ついでに、ES細胞の研究だって同じ問題を抱えている。胚から作るのであれば、人工中絶と同じ問題を持っている。胚は人間か、そうでないのか?

例題2 同性結婚はアリか?

中絶は人の生死の問題だから特殊かもしれない。しかし、同性結婚はどうだろう。
同性結婚を認めるかどうかも、各国で議論になってる。これは、結局は「結婚という制度の目的はなにか」ということで、やっぱり宗教の領域だ。そこに踏み込まずに議論はできない。

感想

一周目は、本全体のなかで最も納得できなかった部分だった。再読でも納得できなかったが、何に納得できないのかわかってすっきり。
まず第1に「あとは宗教で決めるしかない」というロジックがおかしい。人工中絶とか同性結婚について、宗教のみを根拠に口を出す人はたしかに存在するとは思う。だからといって、宗教に踏み込まずに議論することだって十分に可能なはずだ。狂信者が居るからって、諦める必要はない。
自分の場合、同性結婚反対派だが、宗教に頼らずに理由を説明できるつもりだ。理由を説明できるということは、賛成派の人と議論もできるということだ。
第2に、100歩譲って「宗教で決める」ことにしたところで、それこそ何の解決にもならない。「キリスト教ではこうなっています。だからこれが正しいです。」とか言われても、キリスト教信者以外で納得するやつはいないと思う。ちょうどタイムリーにニュースもあったし。
バチカン、体外受精技術へのノーベル賞に不快感

バチカンは、受精卵の段階で人間とみなす考え方をとっており、受精卵の中から最適なものを選んで子宮に戻し、残りを捨てる体外受精に対して反対の立場を示している。

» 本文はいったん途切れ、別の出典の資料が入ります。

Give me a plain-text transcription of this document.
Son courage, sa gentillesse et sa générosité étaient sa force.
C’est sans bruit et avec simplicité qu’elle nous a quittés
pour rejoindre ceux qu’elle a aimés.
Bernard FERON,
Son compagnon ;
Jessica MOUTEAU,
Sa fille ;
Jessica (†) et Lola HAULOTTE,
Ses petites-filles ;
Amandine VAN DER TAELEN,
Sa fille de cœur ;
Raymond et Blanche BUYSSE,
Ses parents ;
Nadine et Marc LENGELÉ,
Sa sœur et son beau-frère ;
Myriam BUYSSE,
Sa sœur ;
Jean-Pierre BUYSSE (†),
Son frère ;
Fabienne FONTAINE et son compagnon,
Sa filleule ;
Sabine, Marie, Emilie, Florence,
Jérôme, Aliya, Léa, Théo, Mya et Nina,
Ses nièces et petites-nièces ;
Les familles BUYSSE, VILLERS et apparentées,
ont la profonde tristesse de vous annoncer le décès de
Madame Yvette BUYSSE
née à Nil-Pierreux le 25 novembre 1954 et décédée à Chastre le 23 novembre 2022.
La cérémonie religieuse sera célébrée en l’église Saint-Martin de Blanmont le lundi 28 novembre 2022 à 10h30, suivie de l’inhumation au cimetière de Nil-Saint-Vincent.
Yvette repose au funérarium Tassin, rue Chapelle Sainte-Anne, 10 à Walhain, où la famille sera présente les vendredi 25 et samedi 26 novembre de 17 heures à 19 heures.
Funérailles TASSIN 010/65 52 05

これを読んで、「バチカンが言ってるから体外受精はダメだな」とかいって納得するのは、カトリック信者だけじゃないかな。自分の場合は、「バチカンざまみろ。悔しかったら、体外受精で生まれた多数の人に面と向かって言え。」とか思って痛快な気分だったし。信者以外の人と議論したかったら、結局は「神」以外の根拠が必要となってくるわけで、最終的には功利主義とかそういうのに行き着くんじゃないかと思う。